Face à la montée de l'extrême droite et à la multiplication des manifestations ultra violentes, l'envie d'appuyer sur la gâchette se répand à gauche par le biais du « Gunstagram ».
En 2017, le rassemblement Unite the Right qui réunit des groupes suprémacistes et néonazis en tenues militaires brandissant des fusils à Charlottesville en Virgine débouche sur des affrontements meurtriers avec les contre-protestants et forces de l'ordre. La même année à Berkeley, bastion de la gauche américaine, des anarchistes et antifascistes s'en prennent à des manifestants pro-Trump. Au sujet des premiers, le maire de Berkley a déclaré : « Je crois que nous devrions les classifier comme un gang. Ils viennent en uniforme. Ils ont des armes, presque comme une milice, et je crois que nous devons prendre cela en compte dans notre approche du maintien de l'ordre. » En 2021, Tiny Toese, partisan de l'organisation américaine néofasciste d'extrême droite Proud Boys, se fait tirer dessus à Portland alors que lui et d'autres membres de la clique traquent un groupe de jeunes afro-américains dans la banlieue de la ville. Des scènes qui depuis quelques années se multiplient.

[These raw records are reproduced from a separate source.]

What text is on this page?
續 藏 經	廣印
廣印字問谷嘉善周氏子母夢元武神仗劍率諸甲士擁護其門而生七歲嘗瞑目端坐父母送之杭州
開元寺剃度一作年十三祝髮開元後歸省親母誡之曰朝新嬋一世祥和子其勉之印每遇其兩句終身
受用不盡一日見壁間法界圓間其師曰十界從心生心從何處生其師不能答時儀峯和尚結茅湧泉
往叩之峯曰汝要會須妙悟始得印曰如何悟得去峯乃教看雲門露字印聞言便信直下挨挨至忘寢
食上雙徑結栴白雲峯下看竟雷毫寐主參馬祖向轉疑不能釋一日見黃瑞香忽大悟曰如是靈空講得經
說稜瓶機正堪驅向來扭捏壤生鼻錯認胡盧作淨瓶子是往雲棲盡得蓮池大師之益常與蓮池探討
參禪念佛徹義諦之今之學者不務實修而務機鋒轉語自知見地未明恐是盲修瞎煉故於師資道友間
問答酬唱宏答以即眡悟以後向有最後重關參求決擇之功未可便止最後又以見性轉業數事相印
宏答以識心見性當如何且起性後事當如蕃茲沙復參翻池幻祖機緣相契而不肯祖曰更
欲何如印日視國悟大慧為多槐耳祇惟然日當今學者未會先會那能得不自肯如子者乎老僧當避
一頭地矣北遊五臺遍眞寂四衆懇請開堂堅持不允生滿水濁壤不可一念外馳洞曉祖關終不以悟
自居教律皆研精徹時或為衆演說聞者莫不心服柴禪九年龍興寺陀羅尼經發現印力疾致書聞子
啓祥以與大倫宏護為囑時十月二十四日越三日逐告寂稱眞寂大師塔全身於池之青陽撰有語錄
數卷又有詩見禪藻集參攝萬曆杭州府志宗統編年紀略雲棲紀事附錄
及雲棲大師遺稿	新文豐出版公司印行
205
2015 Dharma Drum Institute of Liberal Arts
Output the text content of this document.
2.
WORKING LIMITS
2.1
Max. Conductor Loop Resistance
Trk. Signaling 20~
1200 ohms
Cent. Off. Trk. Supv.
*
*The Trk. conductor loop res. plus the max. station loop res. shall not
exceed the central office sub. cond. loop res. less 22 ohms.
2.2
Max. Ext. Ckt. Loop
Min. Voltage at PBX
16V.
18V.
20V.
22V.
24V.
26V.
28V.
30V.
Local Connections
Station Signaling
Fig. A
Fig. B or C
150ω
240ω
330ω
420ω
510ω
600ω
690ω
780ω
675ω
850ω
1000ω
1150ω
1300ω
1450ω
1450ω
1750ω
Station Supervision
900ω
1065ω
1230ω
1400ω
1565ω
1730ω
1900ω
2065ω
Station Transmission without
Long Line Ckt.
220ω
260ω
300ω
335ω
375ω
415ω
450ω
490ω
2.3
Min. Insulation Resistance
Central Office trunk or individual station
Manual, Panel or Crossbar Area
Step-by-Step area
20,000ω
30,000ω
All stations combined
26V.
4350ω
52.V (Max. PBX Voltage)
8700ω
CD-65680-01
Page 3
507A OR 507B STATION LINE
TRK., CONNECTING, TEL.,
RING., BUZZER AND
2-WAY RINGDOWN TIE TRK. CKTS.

L'essor du « Gunstagram » de gauche
Aux États-Unis, la culture des armes à feu a longtemps été définie par la droite conservatrice, principale instigatrice de la politique pro armes du pays qui a fait des Américains les citoyens les plus lourdement armés au monde. « Il est désormais clair que les manifestations de 2020 ont marqué le début d'une ère formatrice, permettant aux jeunes de gauche de dégoter leurs premières armes à feu et de rejoindre une communauté, à la fois autour d'une utilisation responsable des armes et d'une idéologie de défense communautaire », explique à Mel le chercheur Joshua Farrell-Molloy. Les nombreuses tueries de masse perpétrées aux États-Unis à la fin des années 2010 par des suprémacistes n'ont fait qu’accentuer le phénomène, exacerbé aussi par le meurtre de George Floyd en 2020 à Minneapolis dans le Minnesota.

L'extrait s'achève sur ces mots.